Harmonic analysis and automatic continuity in the context of generalized differential subalgebras

TL;DR

This paper introduces and analyzes a broad class of Banach $^*$-algebras called $(k,p,q)$-differential subalgebras, exploring their properties and relations to $C^*$-envelopes, with implications for automatic continuity and functional calculus.

Contribution

It systematically studies the properties of $(k,p,q)$-differential subalgebras, including their stability under functional calculus and automatic continuity, expanding understanding of their structure and applications.

Findings

Proves closedness under smooth functional calculus.
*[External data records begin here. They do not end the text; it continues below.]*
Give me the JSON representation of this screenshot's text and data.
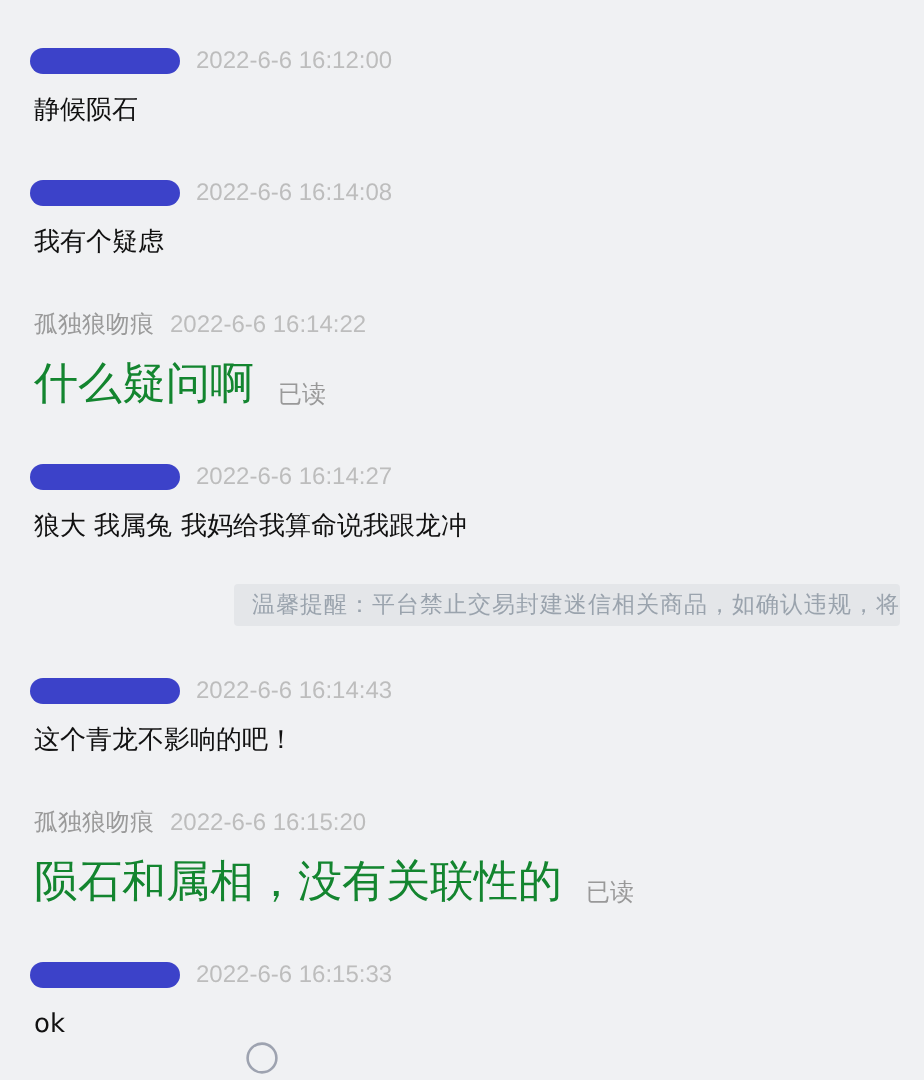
{
  "items": [
    {
      "kind": "message",
      "sender_hidden": true,
      "time": "2022-6-6 16:12:00",
      "text": "静候陨石",
      "outgoing": false
    },
    {
      "kind": "message",
      "sender_hidden": true,
      "time": "2022-6-6 16:14:08",
      "text": "我有个疑虑",
      "outgoing": false
    },
    {
      "kind": "message",
      "sender_hidden": false,
      "sender": "孤独狼吻痕",
      "time": "2022-6-6 16:14:22",
      "text": "什么疑问啊",
      "outgoing": true,
      "read_status": "已读"
    },
    {
      "kind": "message",
      "sender_hidden": true,
      "time": "2022-6-6 16:14:27",
      "text": "狼大 我属兔 我妈给我算命说我跟龙冲",
      "outgoing": false
    },
    {
      "kind": "notice",
      "text": "温馨提醒：平台禁止交易封建迷信相关商品，如确认违规，将"
    },
    {
      "kind": "message",
      "sender_hidden": true,
      "time": "2022-6-6 16:14:43",
      "text": "这个青龙不影响的吧！",
      "outgoing": false
    },
    {
      "kind": "message",
      "sender_hidden": false,
      "sender": "孤独狼吻痕",
      "time": "2022-6-6 16:15:20",
      "text": "陨石和属相，没有关联性的",
      "outgoing": true,
      "read_status": "已读"
    },
    {
      "kind": "message",
      "sender_hidden": true,
      "time": "2022-6-6 16:15:33",
      "text": "ok",
      "outgoing": false
    }
  ]
}
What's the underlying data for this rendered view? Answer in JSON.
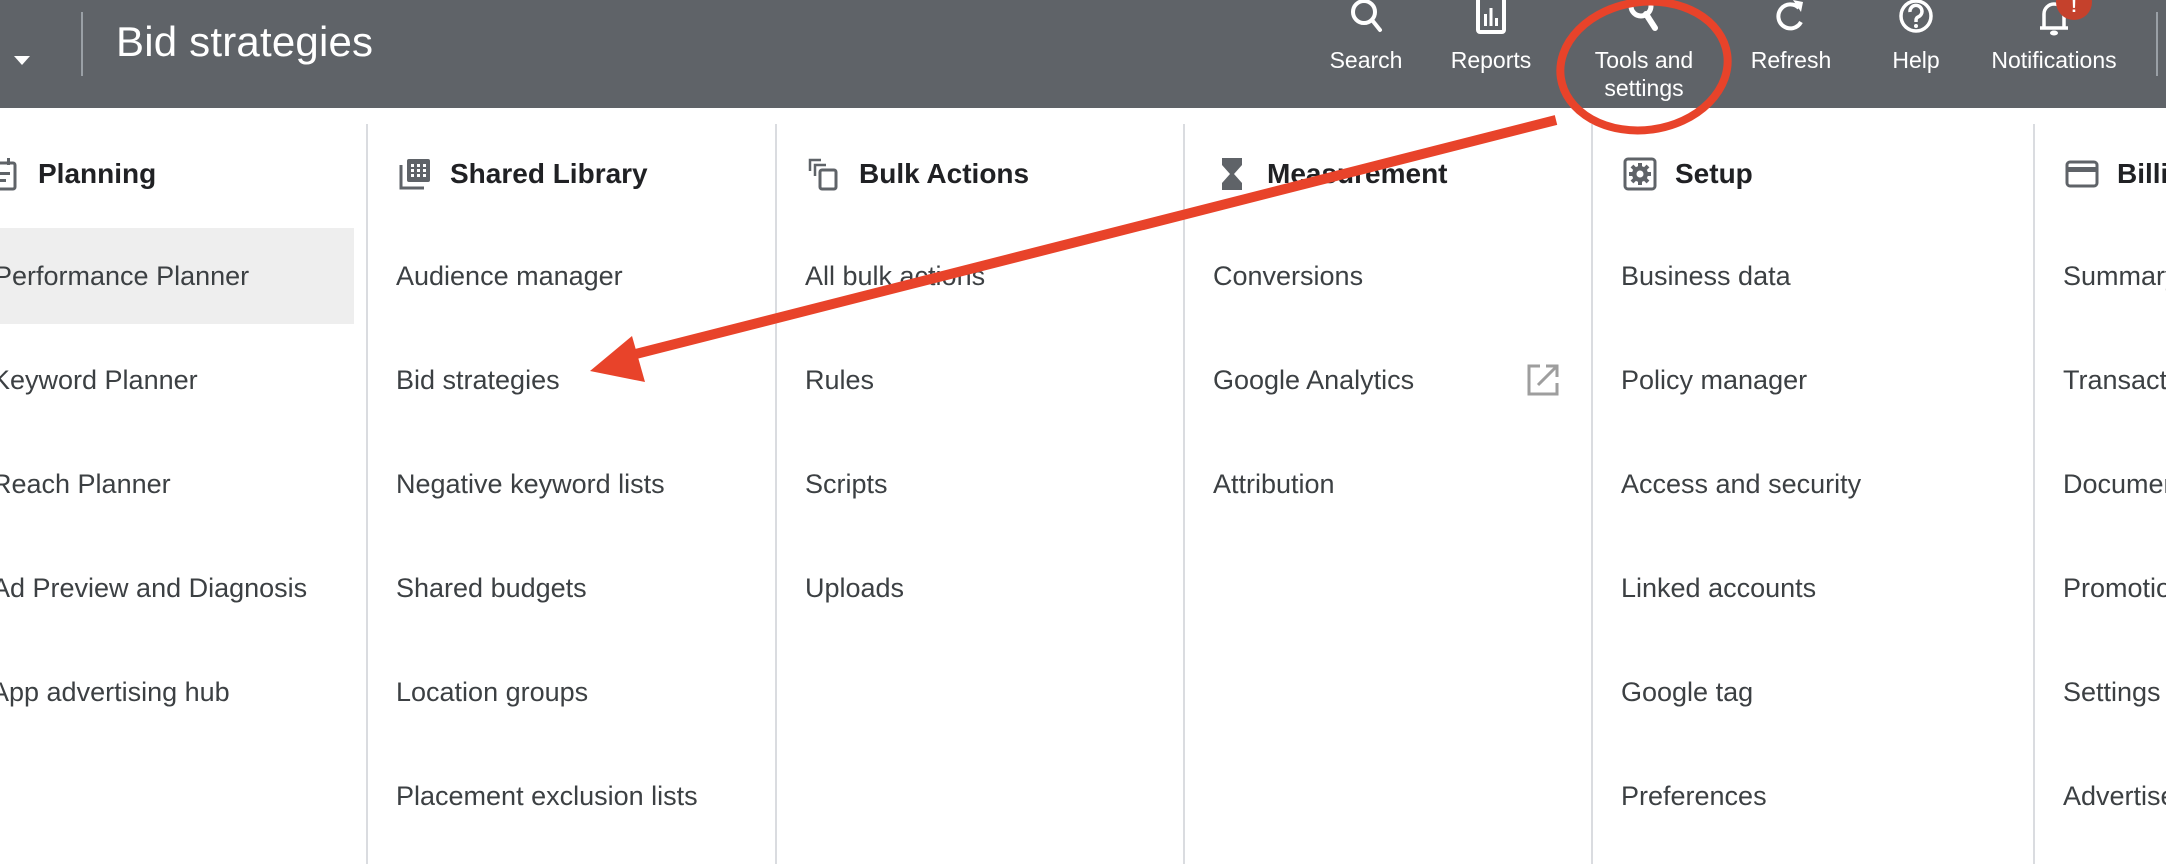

Establishes $^*$-regularity and Wiener's property $(W)$ for these algebras.

Demonstrates automatic continuity in the context of these subalgebras.

Abstract

For appropriate parameters $k,p,q$, we introduce and systematically study the class of $(k,p,q)$-differential subalgebras. This is a vast class of Banach $^*$-algebras defined by their relation with their $C^*$-envelopes. Some examples are given by normable two-sided $^*$-ideals, domains of closed $^*$-derivations, full Hilbert algebras, and some weighted convolution algebras of various kinds. We prove that this class of algebras possesses various interesting properties, such as closedness under a functional calculus based on smooth functions, $^*$-regularity, Wiener's property $(W)$, and properties of automatic continuity.